When it comes to baseball, there’s something about Maui

Dave Reardon

The other night ESPN cut away from SportsCenter to a Yankees-Royals game in the eighth inning. Alex Rodriguez was batting against Kanekoa Texeira. This was deemed must-see since A-Rod was going for his 600th career home run. But that became something for another day, as Texeira induced him into a routine grounder for an out.

So the 24-year-old reliever avoided baseball history on the side you don’t want to be on, a facilitator to an opponent’s milestone achievement and the answer to a trivia question. He’s not the server of A-Rod’s 600th. But those of us in Hawaii who follow baseball can associate Texeira with another number: He’s Maui’s third.

When Texeira joined the mix on opening day this spring with the Seattle Mariners (he was later waived and picked up by the Royals), the Valley Isle could claim three native sons as major leaguers. Phillies centerfielder Shane Victorino and A’s catcher Kurt Suzuki are the others.

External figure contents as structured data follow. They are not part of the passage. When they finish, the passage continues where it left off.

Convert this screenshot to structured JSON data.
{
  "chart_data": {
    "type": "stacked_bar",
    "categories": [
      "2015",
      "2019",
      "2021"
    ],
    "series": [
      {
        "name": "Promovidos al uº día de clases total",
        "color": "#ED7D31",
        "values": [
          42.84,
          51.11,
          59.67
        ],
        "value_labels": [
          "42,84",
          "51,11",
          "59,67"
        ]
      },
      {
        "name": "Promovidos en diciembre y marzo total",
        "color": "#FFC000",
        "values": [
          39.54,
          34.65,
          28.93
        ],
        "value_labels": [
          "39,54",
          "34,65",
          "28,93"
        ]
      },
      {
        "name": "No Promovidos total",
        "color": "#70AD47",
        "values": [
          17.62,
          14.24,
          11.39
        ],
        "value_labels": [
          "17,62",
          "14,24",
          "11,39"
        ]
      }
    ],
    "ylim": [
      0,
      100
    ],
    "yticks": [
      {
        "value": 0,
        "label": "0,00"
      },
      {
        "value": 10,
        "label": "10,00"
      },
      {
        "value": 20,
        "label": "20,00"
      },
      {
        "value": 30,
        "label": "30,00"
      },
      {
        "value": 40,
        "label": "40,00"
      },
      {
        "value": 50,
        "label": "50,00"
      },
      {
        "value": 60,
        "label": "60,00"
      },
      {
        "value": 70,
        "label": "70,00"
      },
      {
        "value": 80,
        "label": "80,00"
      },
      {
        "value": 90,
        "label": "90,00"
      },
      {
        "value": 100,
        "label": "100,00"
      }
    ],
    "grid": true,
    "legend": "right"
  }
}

That’s three big leaguers from an island with about 130,000 residents. One (Victorino) was a 2009 All-Star. Another (Suzuki) just signed a 4-year, $16 million contract extension.

Maybe not quite the status of the Dominican Republic or Samoa as an island hotbed for world-class athletic talent, but impressive nonetheless. Two in the big leagues from such a small place can be a coincidence. Three represents a trend.

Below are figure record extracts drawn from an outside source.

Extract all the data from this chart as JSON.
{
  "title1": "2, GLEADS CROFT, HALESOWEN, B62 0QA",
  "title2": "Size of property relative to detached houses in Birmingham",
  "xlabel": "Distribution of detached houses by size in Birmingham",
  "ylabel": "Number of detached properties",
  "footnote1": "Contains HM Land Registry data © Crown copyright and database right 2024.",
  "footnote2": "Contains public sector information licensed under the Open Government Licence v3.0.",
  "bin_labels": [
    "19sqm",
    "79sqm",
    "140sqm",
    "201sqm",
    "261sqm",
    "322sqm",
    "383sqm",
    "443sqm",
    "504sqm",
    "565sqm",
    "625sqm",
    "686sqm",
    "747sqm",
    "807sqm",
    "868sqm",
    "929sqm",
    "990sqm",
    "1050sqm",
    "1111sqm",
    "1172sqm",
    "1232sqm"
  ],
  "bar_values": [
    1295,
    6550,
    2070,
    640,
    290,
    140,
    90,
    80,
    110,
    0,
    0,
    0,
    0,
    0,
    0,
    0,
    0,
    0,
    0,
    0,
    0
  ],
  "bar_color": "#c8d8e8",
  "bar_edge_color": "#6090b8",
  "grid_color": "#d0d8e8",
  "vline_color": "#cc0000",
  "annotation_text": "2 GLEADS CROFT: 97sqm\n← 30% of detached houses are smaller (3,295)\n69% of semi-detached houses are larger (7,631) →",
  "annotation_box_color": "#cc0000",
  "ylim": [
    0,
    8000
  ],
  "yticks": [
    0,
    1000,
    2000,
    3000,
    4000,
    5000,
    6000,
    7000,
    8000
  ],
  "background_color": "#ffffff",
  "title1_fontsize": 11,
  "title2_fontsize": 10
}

Since Dane Sardinha was sent down by the Phillies, that leaves Mariners pitcher Brandon League, a product of Saint Louis School in Honolulu, as the only other current major leaguer from Hawaii. Even if Oahu gets half credit for Texeira since he prepped at Kamehameha’s Kapalama campus, Maui, indeed, is no ka oi.

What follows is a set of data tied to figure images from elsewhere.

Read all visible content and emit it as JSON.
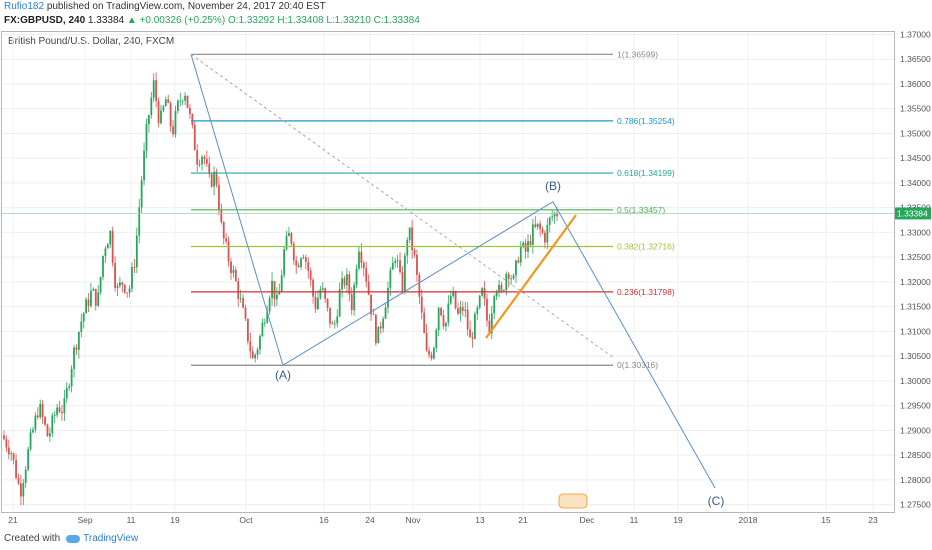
{
  "header": {
    "user": "Rufio182",
    "published_text": "published on TradingView.com, November 24, 2017 20:40 EST",
    "symbol": "FX:GBPUSD, 240",
    "last": "1.33384",
    "change": "▲ +0.00326 (+0.25%)",
    "ohlc": "O:1.33292 H:1.33408 L:1.33210 C:1.33384"
  },
  "chart_title": "British Pound/U.S. Dollar, 240, FXCM",
  "footer": {
    "created_with": "Created with",
    "brand": "TradingView"
  },
  "colors": {
    "up": "#26a65b",
    "down": "#d9534f",
    "fib_0": "#888888",
    "fib_0236": "#d32f2f",
    "fib_0382": "#9bc43a",
    "fib_05": "#4caf50",
    "fib_0618": "#26a69a",
    "fib_0786": "#2196c9",
    "fib_1": "#888888",
    "trend": "#f7941d",
    "wave": "#5b8fc9"
  },
  "chart_data": {
    "type": "candlestick",
    "symbol": "GBPUSD",
    "ylim": [
      1.2735,
      1.3705
    ],
    "y_ticks": [
      "1.37000",
      "1.36500",
      "1.36000",
      "1.35500",
      "1.35000",
      "1.34500",
      "1.34000",
      "1.33500",
      "1.33000",
      "1.32500",
      "1.32000",
      "1.31500",
      "1.31000",
      "1.30500",
      "1.30000",
      "1.29500",
      "1.29000",
      "1.28500",
      "1.28000",
      "1.27500"
    ],
    "x_ticks": [
      "21",
      "Sep",
      "11",
      "19",
      "Oct",
      "16",
      "24",
      "Nov",
      "13",
      "21",
      "Dec",
      "11",
      "19",
      "2018",
      "15",
      "23"
    ],
    "current_price": "1.33384",
    "current_price_value": 1.33384,
    "fib_levels": [
      {
        "label": "1(1.36599)",
        "value": 1.36599
      },
      {
        "label": "0.786(1.35254)",
        "value": 1.35254
      },
      {
        "label": "0.618(1.34199)",
        "value": 1.34199
      },
      {
        "label": "0.5(1.33457)",
        "value": 1.33457
      },
      {
        "label": "0.382(1.32716)",
        "value": 1.32716
      },
      {
        "label": "0.236(1.31798)",
        "value": 1.31798
      },
      {
        "label": "0(1.30316)",
        "value": 1.30316
      }
    ],
    "wave_labels": [
      "(A)",
      "(B)",
      "(C)"
    ],
    "price_path": [
      [
        0,
        1.289
      ],
      [
        0.03,
        1.286
      ],
      [
        0.06,
        1.2775
      ],
      [
        0.09,
        1.287
      ],
      [
        0.12,
        1.295
      ],
      [
        0.15,
        1.2885
      ],
      [
        0.18,
        1.295
      ],
      [
        0.2,
        1.294
      ],
      [
        0.23,
        1.305
      ],
      [
        0.26,
        1.313
      ],
      [
        0.29,
        1.318
      ],
      [
        0.31,
        1.316
      ],
      [
        0.33,
        1.327
      ],
      [
        0.35,
        1.33
      ],
      [
        0.37,
        1.318
      ],
      [
        0.39,
        1.32
      ],
      [
        0.41,
        1.318
      ],
      [
        0.43,
        1.325
      ],
      [
        0.45,
        1.34
      ],
      [
        0.47,
        1.352
      ],
      [
        0.49,
        1.36
      ],
      [
        0.51,
        1.352
      ],
      [
        0.53,
        1.357
      ],
      [
        0.55,
        1.35
      ],
      [
        0.57,
        1.356
      ],
      [
        0.59,
        1.359
      ],
      [
        0.61,
        1.352
      ],
      [
        0.63,
        1.345
      ],
      [
        0.65,
        1.346
      ],
      [
        0.67,
        1.34
      ],
      [
        0.69,
        1.342
      ],
      [
        0.71,
        1.33
      ],
      [
        0.73,
        1.325
      ],
      [
        0.75,
        1.321
      ],
      [
        0.77,
        1.316
      ],
      [
        0.79,
        1.31
      ],
      [
        0.81,
        1.304
      ],
      [
        0.83,
        1.308
      ],
      [
        0.85,
        1.314
      ],
      [
        0.87,
        1.32
      ],
      [
        0.89,
        1.315
      ],
      [
        0.91,
        1.326
      ],
      [
        0.93,
        1.33
      ],
      [
        0.95,
        1.323
      ],
      [
        0.97,
        1.327
      ],
      [
        0.99,
        1.322
      ],
      [
        1.01,
        1.315
      ],
      [
        1.03,
        1.319
      ],
      [
        1.05,
        1.314
      ],
      [
        1.07,
        1.31
      ],
      [
        1.09,
        1.318
      ],
      [
        1.11,
        1.321
      ],
      [
        1.13,
        1.315
      ],
      [
        1.15,
        1.328
      ],
      [
        1.17,
        1.323
      ],
      [
        1.19,
        1.315
      ],
      [
        1.21,
        1.308
      ],
      [
        1.23,
        1.314
      ],
      [
        1.25,
        1.32
      ],
      [
        1.27,
        1.326
      ],
      [
        1.29,
        1.318
      ],
      [
        1.31,
        1.331
      ],
      [
        1.33,
        1.325
      ],
      [
        1.35,
        1.315
      ],
      [
        1.37,
        1.305
      ],
      [
        1.39,
        1.306
      ],
      [
        1.41,
        1.316
      ],
      [
        1.43,
        1.311
      ],
      [
        1.45,
        1.318
      ],
      [
        1.47,
        1.313
      ],
      [
        1.49,
        1.315
      ],
      [
        1.51,
        1.308
      ],
      [
        1.53,
        1.313
      ],
      [
        1.55,
        1.318
      ],
      [
        1.57,
        1.31
      ],
      [
        1.59,
        1.32
      ],
      [
        1.61,
        1.317
      ],
      [
        1.63,
        1.323
      ],
      [
        1.65,
        1.32
      ],
      [
        1.67,
        1.327
      ],
      [
        1.69,
        1.326
      ],
      [
        1.71,
        1.33
      ],
      [
        1.73,
        1.331
      ],
      [
        1.75,
        1.329
      ],
      [
        1.77,
        1.333
      ],
      [
        1.79,
        1.334
      ]
    ]
  }
}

EVIDENCE OF MAUI as a baseball haven is everywhere, not just in its disproportionate number of big leaguers.

Na Koa Ikaika of the independent Golden Baseball League is the state’s only pro sports team and calls Maehara Stadium in Wailuku home. In the 1990s, the Maui Stingrays consistently drew the biggest crowds in the Hawaii Winter Baseball League.

Maehara Stadium also hosted the state high school Division I tournament this year. Baldwin was pounded by Punahou in the title game, but the Wailuku public school has won four state crowns, including the first two.

Maui also is home to the reigning Little League state champions. Some of the players are back from last year’s team, trying to defend their title this week on Oahu and advance to San Bernardino, Calif., for the regionals and beyond. Maui teams have won the state championship six times.

Wally Yonamine, a Japan pro baseball Hall of Famer, was born on the Valley Isle.

TWO NAMES of men long gone come up the most when tracing the roots of Maui’s longstanding baseball fever.

Ichiro "Iron" Maehara is for whom the stadium is named. Some fans remember him as the scout who discovered Sid Fernandez for the Los Angeles Dodgers, but he was much more than that to Mauians.

He developed Little League on the island, and as the Maui County parks director in the early 1970s, he pushed for the War Memorial athletic complex. If you’ve been to the facilities, you know there are few better in the state for baseball, football, basketball and track.

Paul Fagan was owner of the Pacific Coast League’s San Francisco Seals. In 1946, he brought the Seals to Maui for spring training. It was a successful and repeated venture and stimulated local interest in the game.

Maui County councilman Mike Victorino, Shane’s father, has lived on the island since 1972.

"A lot of (developing three major leaguers) is just timing and luck. The island has always had very good baseball programs and great players with lots of potential," he said. "It smells and feels and tastes like baseball here. It becomes a part of people."